Our brains play all sorts of tricks on us, and here is one with some disturbing real-world implications. An experiment back in the 1990s, revisited this week by Brain Decoder, found that people will sometimes imagine hearing a foreign accent where one does not actually exist. What’s more, people subsequently report having a harder time remembering what the person with the (again, imaginary!) foreign accent said.
Here’s the gist of that study. Researchers asked college students at the University of Georgia to listen to an audio recording of an American-accented voice. The twist: Some of the students were shown a picture of a white professor and were told the voice belonged to her. Others were presented with a photo of a professor who was of Asian descent. Everything else about the photos were identical, including their dress and hairstyle, and the audio was exactly the same, too.

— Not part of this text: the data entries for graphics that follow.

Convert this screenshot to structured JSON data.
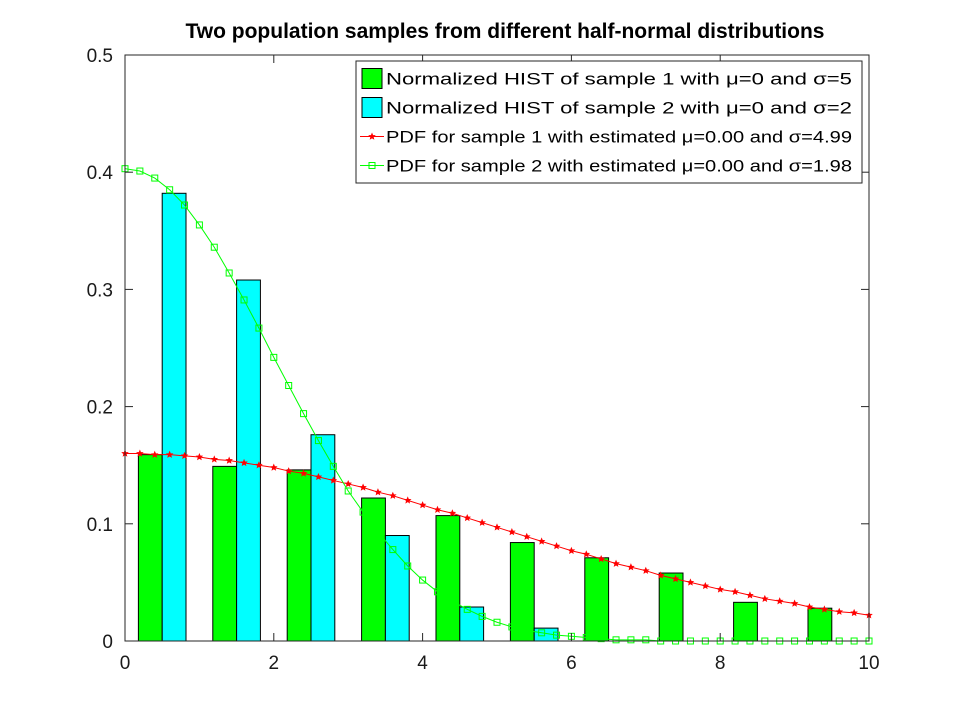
{
  "chart_data": {
    "type": "bar",
    "title": "Two population samples from different half-normal distributions",
    "xlabel": "",
    "ylabel": "",
    "xlim": [
      0,
      10
    ],
    "ylim": [
      0,
      0.5
    ],
    "xticks": [
      0,
      2,
      4,
      6,
      8,
      10
    ],
    "xtick_labels": [
      "0",
      "2",
      "4",
      "6",
      "8",
      "10"
    ],
    "yticks": [
      0,
      0.1,
      0.2,
      0.3,
      0.4,
      0.5
    ],
    "ytick_labels": [
      "0",
      "0.1",
      "0.2",
      "0.3",
      "0.4",
      "0.5"
    ],
    "grid": false,
    "legend_position": "top-right",
    "bar_groups": [
      0.5,
      1.5,
      2.5,
      3.5,
      4.5,
      5.5,
      6.5,
      7.5,
      8.5,
      9.5
    ],
    "bar_series": [
      {
        "name": "Normalized HIST of sample 1 with μ=0 and σ=5",
        "color": "#00ff00",
        "values": [
          0.159,
          0.149,
          0.146,
          0.122,
          0.107,
          0.084,
          0.071,
          0.058,
          0.033,
          0.028
        ]
      },
      {
        "name": "Normalized HIST of sample 2 with μ=0 and σ=2",
        "color": "#00ffff",
        "values": [
          0.382,
          0.308,
          0.176,
          0.09,
          0.029,
          0.011,
          0,
          0,
          0,
          0
        ]
      }
    ],
    "line_series": [
      {
        "name": "PDF for sample 1 with estimated μ=0.00 and σ=4.99",
        "color": "#ff0000",
        "marker": "star",
        "x": [
          0,
          0.2,
          0.4,
          0.6,
          0.8,
          1.0,
          1.2,
          1.4,
          1.6,
          1.8,
          2.0,
          2.2,
          2.4,
          2.6,
          2.8,
          3.0,
          3.2,
          3.4,
          3.6,
          3.8,
          4.0,
          4.2,
          4.4,
          4.6,
          4.8,
          5.0,
          5.2,
          5.4,
          5.6,
          5.8,
          6.0,
          6.2,
          6.4,
          6.6,
          6.8,
          7.0,
          7.2,
          7.4,
          7.6,
          7.8,
          8.0,
          8.2,
          8.4,
          8.6,
          8.8,
          9.0,
          9.2,
          9.4,
          9.6,
          9.8,
          10.0
        ],
        "y": [
          0.16,
          0.16,
          0.159,
          0.159,
          0.158,
          0.157,
          0.155,
          0.154,
          0.152,
          0.15,
          0.148,
          0.145,
          0.143,
          0.14,
          0.137,
          0.134,
          0.131,
          0.127,
          0.124,
          0.12,
          0.116,
          0.112,
          0.109,
          0.105,
          0.101,
          0.097,
          0.093,
          0.089,
          0.085,
          0.081,
          0.077,
          0.074,
          0.07,
          0.066,
          0.063,
          0.06,
          0.056,
          0.053,
          0.05,
          0.047,
          0.044,
          0.042,
          0.039,
          0.036,
          0.034,
          0.032,
          0.029,
          0.027,
          0.025,
          0.024,
          0.022
        ]
      },
      {
        "name": "PDF for sample 2 with estimated μ=0.00 and σ=1.98",
        "color": "#00ff00",
        "marker": "square",
        "x": [
          0,
          0.2,
          0.4,
          0.6,
          0.8,
          1.0,
          1.2,
          1.4,
          1.6,
          1.8,
          2.0,
          2.2,
          2.4,
          2.6,
          2.8,
          3.0,
          3.2,
          3.4,
          3.6,
          3.8,
          4.0,
          4.2,
          4.4,
          4.6,
          4.8,
          5.0,
          5.2,
          5.4,
          5.6,
          5.8,
          6.0,
          6.2,
          6.4,
          6.6,
          6.8,
          7.0,
          7.2,
          7.4,
          7.6,
          7.8,
          8.0,
          8.2,
          8.4,
          8.6,
          8.8,
          9.0,
          9.2,
          9.4,
          9.6,
          9.8,
          10.0
        ],
        "y": [
          0.403,
          0.401,
          0.395,
          0.385,
          0.372,
          0.355,
          0.336,
          0.314,
          0.291,
          0.267,
          0.242,
          0.218,
          0.194,
          0.171,
          0.149,
          0.128,
          0.11,
          0.093,
          0.078,
          0.064,
          0.052,
          0.042,
          0.034,
          0.027,
          0.021,
          0.016,
          0.012,
          0.009,
          0.007,
          0.005,
          0.004,
          0.003,
          0.002,
          0.001,
          0.001,
          0.001,
          0.0,
          0.0,
          0.0,
          0.0,
          0.0,
          0.0,
          0.0,
          0.0,
          0.0,
          0.0,
          0.0,
          0.0,
          0.0,
          0.0,
          0.0
        ]
      }
    ]
  }
}
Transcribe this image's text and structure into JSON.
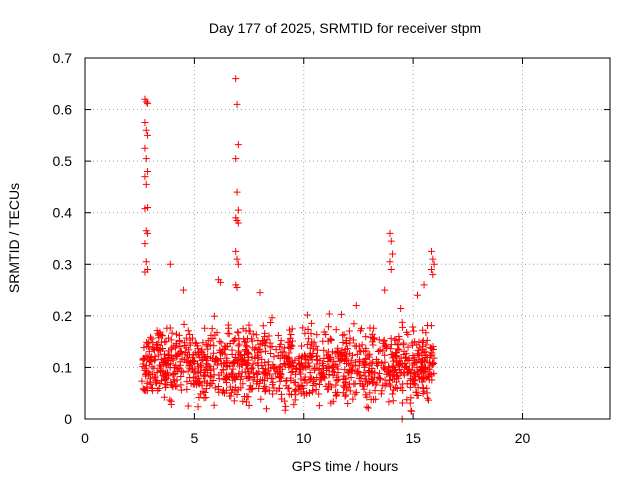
{
  "chart_data": {
    "type": "scatter",
    "title": "Day 177 of 2025, SRMTID for receiver stpm",
    "xlabel": "GPS time / hours",
    "ylabel": "SRMTID / TECUs",
    "xlim": [
      0,
      24
    ],
    "ylim": [
      0,
      0.7
    ],
    "xticks": [
      "0",
      "5",
      "10",
      "15",
      "20"
    ],
    "yticks": [
      "0",
      "0.1",
      "0.2",
      "0.3",
      "0.4",
      "0.5",
      "0.6",
      "0.7"
    ],
    "grid": true,
    "marker": "+",
    "color": "#ff0000",
    "spikes": [
      {
        "x": 2.8,
        "values": [
          0.62,
          0.615,
          0.612,
          0.575,
          0.56,
          0.55,
          0.525,
          0.505,
          0.48,
          0.47,
          0.455,
          0.41,
          0.408,
          0.365,
          0.36,
          0.34,
          0.305,
          0.29,
          0.285
        ]
      },
      {
        "x": 6.95,
        "values": [
          0.66,
          0.61,
          0.532,
          0.505,
          0.44,
          0.405,
          0.39,
          0.385,
          0.38,
          0.325,
          0.31,
          0.3,
          0.26,
          0.255
        ]
      },
      {
        "x": 14.0,
        "values": [
          0.36,
          0.345,
          0.32,
          0.305,
          0.29
        ]
      },
      {
        "x": 15.9,
        "values": [
          0.325,
          0.31,
          0.3,
          0.29,
          0.28
        ]
      }
    ],
    "bulk": {
      "x_range": [
        2.6,
        16.0
      ],
      "y_range": [
        0,
        0.25
      ],
      "count": 1250,
      "note": "dense cloud of points, mostly between 0.02 and 0.2 TECU"
    },
    "extra_points": [
      [
        3.9,
        0.3
      ],
      [
        4.5,
        0.25
      ],
      [
        6.1,
        0.27
      ],
      [
        6.2,
        0.265
      ],
      [
        8.0,
        0.245
      ],
      [
        12.4,
        0.22
      ],
      [
        13.7,
        0.25
      ],
      [
        15.5,
        0.26
      ],
      [
        15.2,
        0.24
      ],
      [
        14.5,
        0.0
      ]
    ]
  }
}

And yet something weird happened when the researchers asked the students about what they’d heard. In the condition with the picture of the Asian woman, the students reported that the woman spoke with a foreign accent, and they were also less likely to remember details from her lecture than those who’d been told they’d been listening to a talk delivered by a Caucasian professor. Again: It was the exact same voice. Summarizing the findings to Brain Decoder, researcher Donald Rubin explained, “Basically, it showed that it’s possible for people to hallucinate a foreign accent.”
The study was replicated earlier this year, and Canadian researchers confirmed those earlier findings. Whether you know it or not, you are very likely judging a speaker’s voice by his or her appearance.